I overloaded the 6 signals listed on this site http://www.cplusplus.com/reference/clibrary/csignal/signal.html
Then i ran my app (double click not ran through IDE) and tried 1) end task 2) X on topright and 3) kill process. I expected the first two to cause some kind of signal (i am on XP) but alas i got nothing. Am i not allowed to open files to write into when a signal occurs? i am guessing i am (SIGSEGV allowed me).
When firefox crashes or when i kill it, it remembers what pages i was. Does it log the address everytime i click a page or does it do that on a signal/crash?
my main question is what signal can i use to catch kill process
Win32 does not provide an option to intercept your program being killed with TerminateProcess (which is what will happen when you "End Task" from Task Manager or click on the [X]).
You can catch the SIGSEGV signal because the C runtime library provides an emulation of this signal when running on Windows. When your program causes a Windows access violation (exception 0xC0000005), the runtime library has the option to catch that and simulate a Unix style SIGSEGV for you. This is, however, not the best way to handle such an exception. If you are writing a Win32 program, you shouldn't generally try to use Unix style services.
You can catch runtime error like an access violation if you override the default exception handler calling SetUnhandledExceptionFilter (this is a win32 function and as such doesn't rely on C library emulation).
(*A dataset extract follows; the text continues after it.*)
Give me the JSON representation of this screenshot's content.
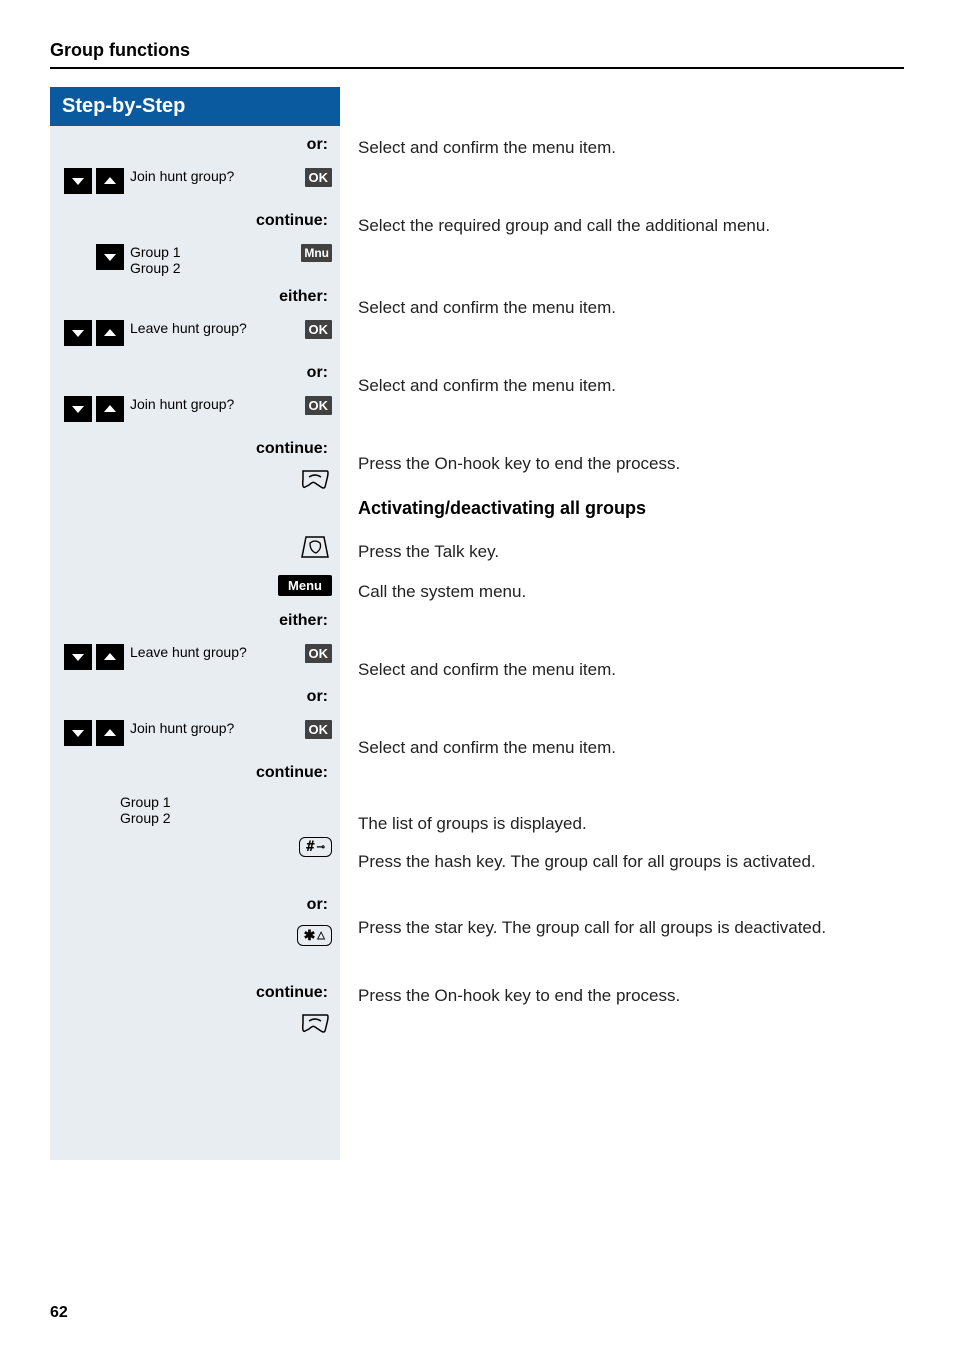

This is the method can used to provide "minidumps" when a program crashes.
But this exception handler will not be called when you normally close your application, or when your application is closed from Task manager. In the last case windows is calling TerminateProcess, is not a clean shutdown but it is forcing your program to terminate.
I'm not aware of which is the implementation used by Firefox, but to save the current tabs open is likely to have a timer running, and each time it is run it save the history to a file and some kind of dirty mark.
Other more complex solutions to detect when a program is closed (implemented by antivirus and similar programs) is to have two unrelated programs running, each checking that the other is still running, and if one detect the other was closed the run it again.
Windows apps are either console apps or GUI apps. Console apps tend to get WM_CLOSE, console apps CTRL_CLOSE_EVENT. Neither are signals; neither would be sent if your app is ended via TerminateProcess().
If you want to store where you were, use a memory-mapped file and update that on every action. When your process exits, the dirty page in memory is written back to file by the OS, possibly at other moments too. This solution allows the OS to manage disk I/O for you, and it's in a better position to do so.